Ребята называли его Репиным и, конечно, за учителя не считали; то есть этот предмет не воспринимался всерьез, а следовательно, и его преподаватель. Охлопков все это испытал потом на себе, когда проходил практику в школе.
Нет, в школу никто не собирался.

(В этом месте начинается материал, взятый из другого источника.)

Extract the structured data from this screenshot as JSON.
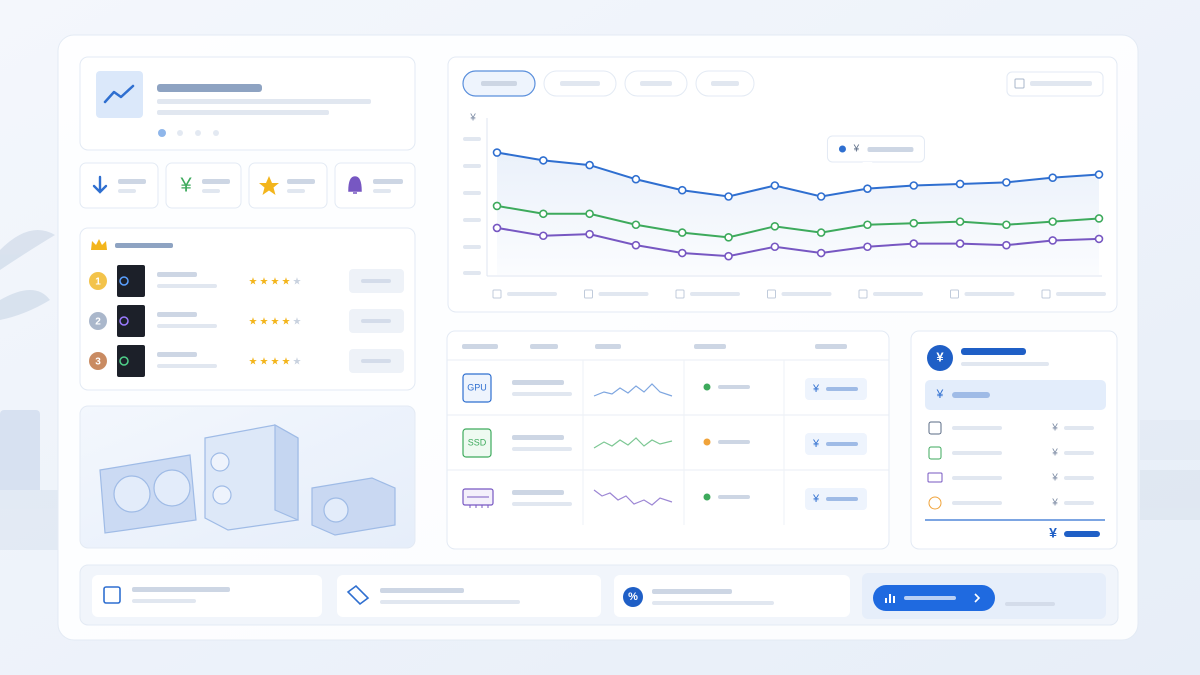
{
  "chart_data": {
    "type": "line",
    "y_unit": "¥",
    "tooltip_unit": "¥",
    "categories": [
      null,
      null,
      null,
      null,
      null,
      null,
      null,
      null,
      null,
      null,
      null,
      null,
      null,
      null
    ],
    "ylim": [
      0,
      100
    ],
    "series": [
      {
        "color": "#2f6fd0",
        "values": [
          78,
          73,
          70,
          61,
          54,
          50,
          57,
          50,
          55,
          57,
          58,
          59,
          62,
          64
        ]
      },
      {
        "color": "#3daa5c",
        "values": [
          44,
          39,
          39,
          32,
          27,
          24,
          31,
          27,
          32,
          33,
          34,
          32,
          34,
          36
        ]
      },
      {
        "color": "#7757c2",
        "values": [
          30,
          25,
          26,
          19,
          14,
          12,
          18,
          14,
          18,
          20,
          20,
          19,
          22,
          23
        ]
      }
    ]
  },
  "stats": {
    "price_icon": "¥"
  },
  "ranking": {
    "ranks": [
      "1",
      "2",
      "3"
    ]
  },
  "components": {
    "rows": [
      {
        "chip": "GPU",
        "price": "¥"
      },
      {
        "chip": "SSD",
        "price": "¥"
      },
      {
        "price": "¥"
      }
    ]
  },
  "summary": {
    "badge": "¥",
    "highlight": "¥",
    "items": [
      "¥",
      "¥",
      "¥",
      "¥"
    ],
    "total": "¥"
  }
}
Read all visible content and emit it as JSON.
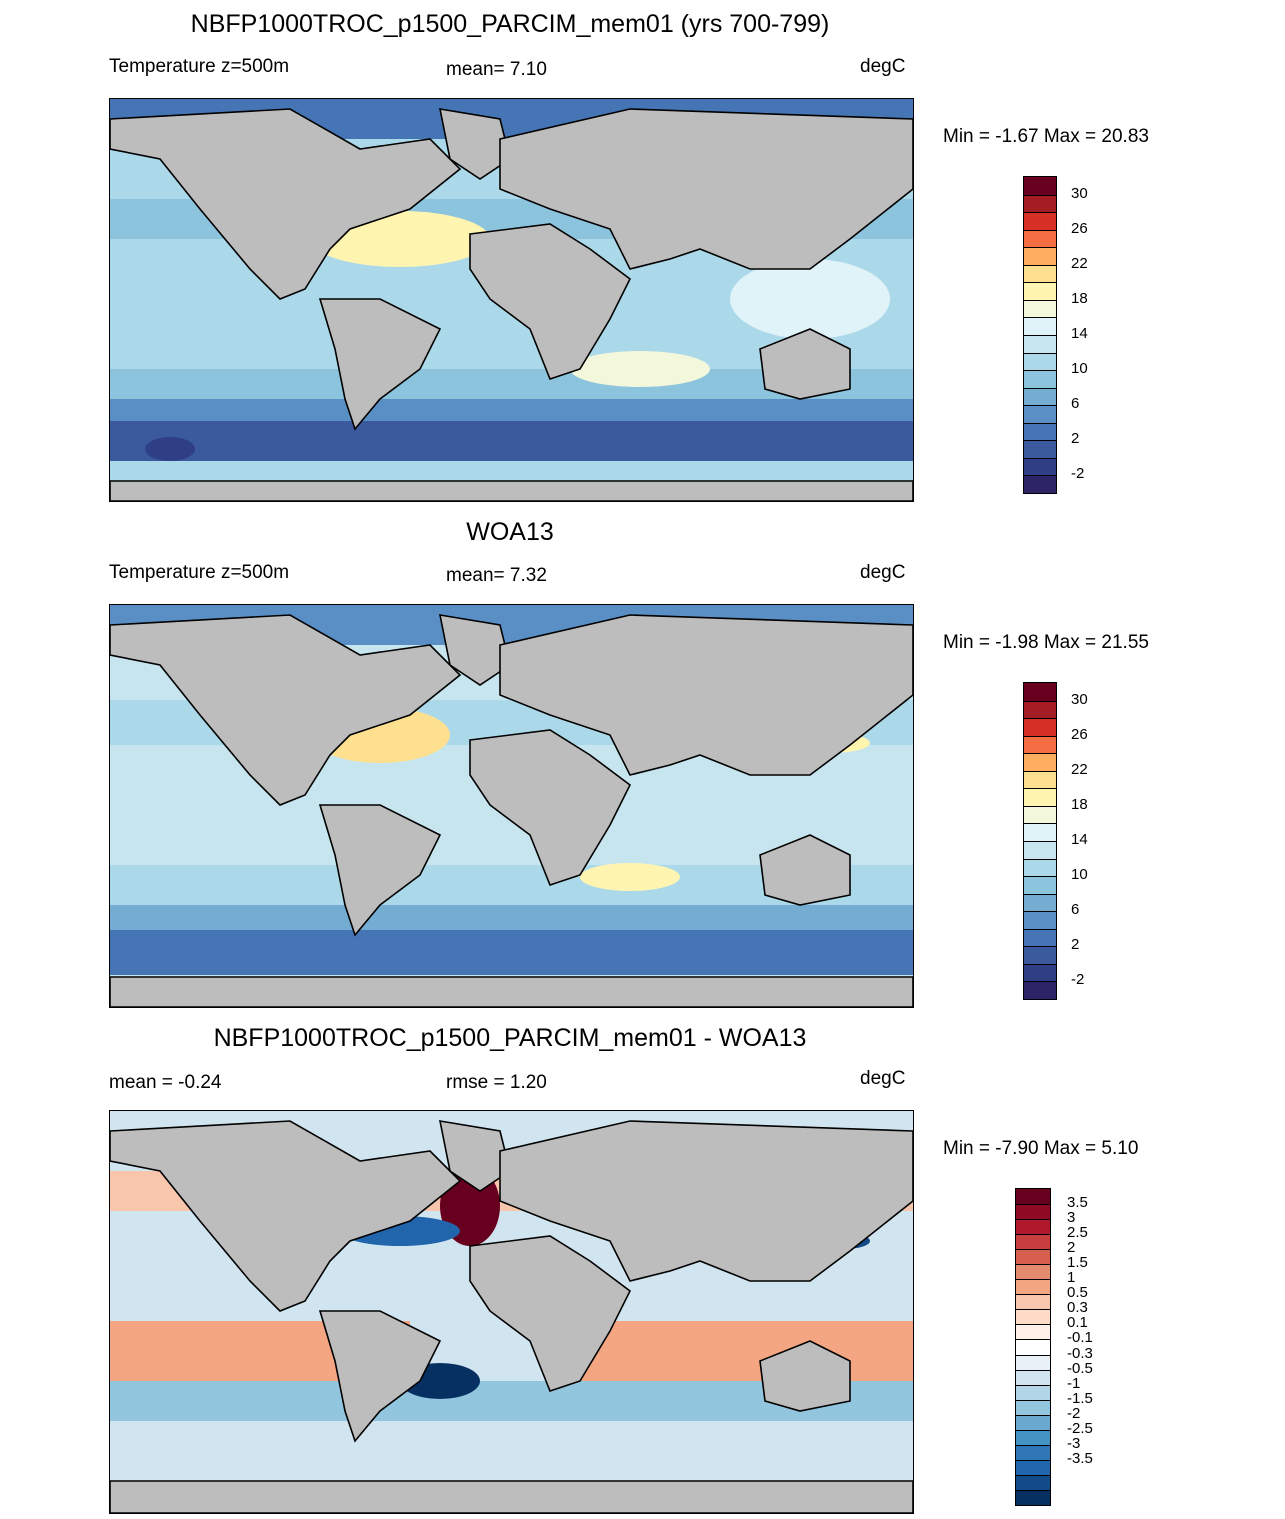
{
  "panels": [
    {
      "title": "NBFP1000TROC_p1500_PARCIM_mem01 (yrs 700-799)",
      "left_label": "Temperature z=500m",
      "center_label": "mean=   7.10",
      "right_label": "degC",
      "minmax": "Min =  -1.67 Max =  20.83",
      "colorbar_labels": [
        "30",
        "26",
        "22",
        "18",
        "14",
        "10",
        "6",
        "2",
        "-2"
      ]
    },
    {
      "title": "WOA13",
      "left_label": "Temperature z=500m",
      "center_label": "mean=   7.32",
      "right_label": "degC",
      "minmax": "Min =  -1.98 Max =  21.55",
      "colorbar_labels": [
        "30",
        "26",
        "22",
        "18",
        "14",
        "10",
        "6",
        "2",
        "-2"
      ]
    },
    {
      "title": "NBFP1000TROC_p1500_PARCIM_mem01 - WOA13",
      "left_label": "mean =  -0.24",
      "center_label": "rmse =   1.20",
      "right_label": "degC",
      "minmax": "Min =  -7.90 Max =   5.10",
      "colorbar_labels": [
        "3.5",
        "3",
        "2.5",
        "2",
        "1.5",
        "1",
        "0.5",
        "0.3",
        "0.1",
        "-0.1",
        "-0.3",
        "-0.5",
        "-1",
        "-1.5",
        "-2",
        "-2.5",
        "-3",
        "-3.5"
      ]
    }
  ],
  "temp_colors": [
    "#67001f",
    "#a41c24",
    "#d73027",
    "#f46d43",
    "#fdae61",
    "#fee090",
    "#fff5b0",
    "#f3f7dc",
    "#e0f3f8",
    "#c6e5ef",
    "#abd9e9",
    "#8cc3dd",
    "#74add1",
    "#5a8fc6",
    "#4575b4",
    "#3b5a9e",
    "#2f3f86",
    "#2c2466"
  ],
  "diff_colors": [
    "#67001f",
    "#8e0a25",
    "#b2182b",
    "#c83d3d",
    "#d6604d",
    "#e48a6f",
    "#f4a582",
    "#f8c6ac",
    "#fddbc7",
    "#fff1ea",
    "#ffffff",
    "#e8f1f7",
    "#d1e5f0",
    "#b3d5e8",
    "#92c5de",
    "#6aa9cf",
    "#4393c3",
    "#2f77b4",
    "#2166ac",
    "#124b88",
    "#053061"
  ],
  "land_color": "#bdbdbd"
}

Во времена пирушек в этом подвале все видели себя вольными стрелками в замшевых свободных куртках, беретах, покуривающими трубку у окна мастерской (прекрасный вид: стена, башня, озеро), пока модель раздевается за ширмой
(повзрослевшая Хомченко).
– Да нет, – сказал Охлопков, прихлебнув из бокала. – Я его дождался.
Но все еще не уверен, что это был Сева. Так что можно сказать, он и не появился, заблудился в лабиринте. Все зависит от избранной точки зрения… А мир многоглаз, как Аргус или Агрус… что-то я забыл… ну, это мифическое существо, покрытое глазами.
– Павлин?
– Да, что-то вроде павлина, только человек.
Зимборов улыбнулся.
В это время рядом вдруг звякнуло особенно громко. Послышался глухой стук. И в мгновенной лакуне, внезапно образовавшейся в пивном гуле, зажурчали струйки. Охлопков с Зимборовым обернулись, увидели спину уходящего коренастого человека. За столиком – грубой доской, прикрепленной к стене, – на чурбаке – здесь вместо стульев использовали пни – остался сидеть мужичок с залысинами, утиным носом, бестолково глядевший на красные капли, падающие в тарелку, в бокал; второй бокал был опрокинут, на пол стекало пиво. Наконец мужичок догадался взять салфетку, приложить ее к носу, она быстро напитывалась кровью.
– Что такое?! а? – строго спросила разносчица.
Мужичок пожал плечами, встал и, смущенно улыбаясь, пошел прочь. Его проводили взглядами – и снова загудели. Разносчица принялась убирать со столика, бесстрастно стирая кровь грязной тряпкой.
Зимборов нахмурился. Он не любил эти заведения. И спустился в подвал только по настоянию друга. Он взглянул на Охлопкова сурово.
– Ты уже что-нибудь придумал? – спросил он.
– Нет, – ответил Охлопков. – Пока присматриваюсь. Вот у Севы побывал… Хотя возможен и другой взгляд на него?
Зимборов сделал нетерпеливый жест.
– А на твой взгляд?
– Ну, может, это что-то вроде насморка.
– Так ты не познакомился с его женой?
– Нет.
– Сева влип всерьез и надолго.
– Ты думаешь, мы спасемся?
– Я в себе уверен.
Охлопков поводил головой из стороны в сторону, поднял руку, как будто кого-то приветствуя или собираясь произнести клятву. Зимборов смотрел удивленно.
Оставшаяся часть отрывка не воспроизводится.